The traditional look back at the end of the year that was begs the question: What have we learned?
Specifically, for 2023, the question might also be: Was it all about AI?
Hardly, although you’d be forgiven for thinking that artificial intelligence was the sole byproduct of millions of companies, billions of hours and untold sums of money devoted to innovation in the payments space.
Through 23 conversations kicking off the weeks, my Mondays-as-musing-days followed a series of topics evolving in near real time, where the speed of digital trumped the speed of, well, everything else. Tests of resilience seemed to be the order of the day. The banking system was tested as bank runs were conducted online. Consumer spending was tested in the face of interest rates standing at 22-year highs.
At the beginning of the year, in January, I weighed in on the eight trends that would shape the payments and commerce landscapes. The striving to create super apps and the continued evolution of the refill economy were certainly top of mind for platforms and providers seeking recurring revenues. As for paying for it all, the dominance of the PayPals of the world was predicted — and has proven — to be enough to be headwinds to the banks’ much-ballyhooed efforts to get their own digital wallets into the mix.
As for the firmly entrenched players, in an age where eCommerce-only (the age of COVID-19) has given way to the age of omnichannel, the perennial jousting between Amazon and Walmart has been a flashpoint where consumers have been trading down, making tradeoffs across merchants, looking for the certainty of experience with a retailer across brick-and-mortar and digital settings. The monthly numbers from the government trumpeting slowing inflation may have hinted that things were not as bad as they felt, but then again, it’s the pressure on the pocketbook that’s perceived that really matters.

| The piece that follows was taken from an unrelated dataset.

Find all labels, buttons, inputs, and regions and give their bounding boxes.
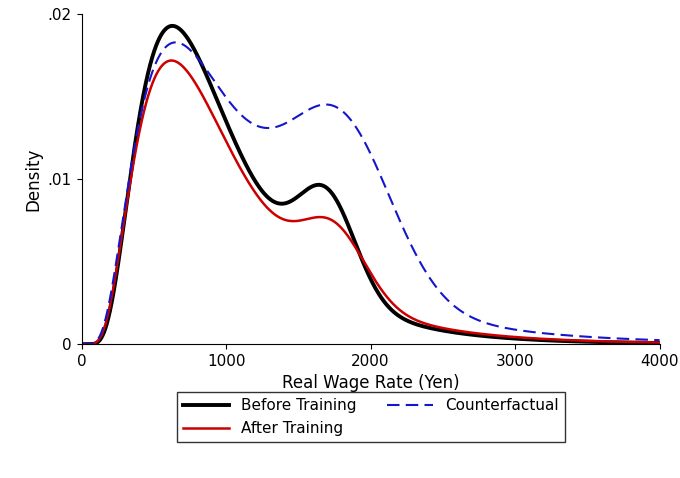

For a while, it seemed that Silicon Valley Bank, Signature Bank and uncertainty over deposit insurance limits would erode consumers’ full faith in the U.S. government. But that was March, and as they say, this too passed. Everyone’s attention turned to AI. ChatGPT was the subject of all chats, and it still is, depending on who’s involved in the conversation.
Instant payments? Although they’ve been on the scene since the RTP® Network became a reality six years ago, the FedNow® Service’s launch in July generated a fair share of buzz.
“Like any good competitive rivalry stimulated by a new entrant, the watercooler talk now is about how long it will take for either or both networks to reach the point where they support a large volume of transactions and use cases to drive those transactions and ignite real-time account-to-account payments in the U.S.,” I wrote in anticipation of the launch.
As 2023 neared its completion, the central bank reported that 300 financial institutions have signed on — hardly critical mass. But it’s a start.
Inflation touched 9% in mid-2022, and interest rates kept getting ratcheted higher. Small wonder, then, that chief financial officers and executives have been looking inward at the ways and means by which — as September and our joint efforts with Visa and the measure of growth corporates showed — 40% of growth corporate CFOs said they had used working capital loans and bank lines of credit as their go-to financing options but were looking for alternative sources in 2024.
And it was not just businesses examining new options. In October, I wrote in the column, “Buy Now, Pay Later Is Having Its Kleenex Moment,” that although roughly 80% of U.S. consumers have at least one credit card, with $1 trillion in credit card outstandings and more than $3.6 trillion of available credit lines to tap, there has been a conscious pivot to alternative credit.
As I wrote back then, “the payments industry has come to use the ‘Buy Now, Pay Later’ moniker as shorthand to mean any online point-of-sale credit product that divides everyday retail purchases into smaller, equal payments over a set term to pay in full for a purchase.” PYMNTS data showed that 60% of all U.S. consumers used an online point-of-sale payment option that split a retail purchase into equal installments over a set term. The typical persona is a millennial or Generation Xer earning over $100,000 living paycheck to paycheck while comfortably paying their bills.
And that might be the perfect segue into what comes next. In 2024, we’ll see whether the consumer runs out of gas or picks up steam, connected in a myriad of ways to devices and payments use cases. It’s a sure bet that payments will be faster than ever, and next year’s innovations will unspool at a dizzying pace.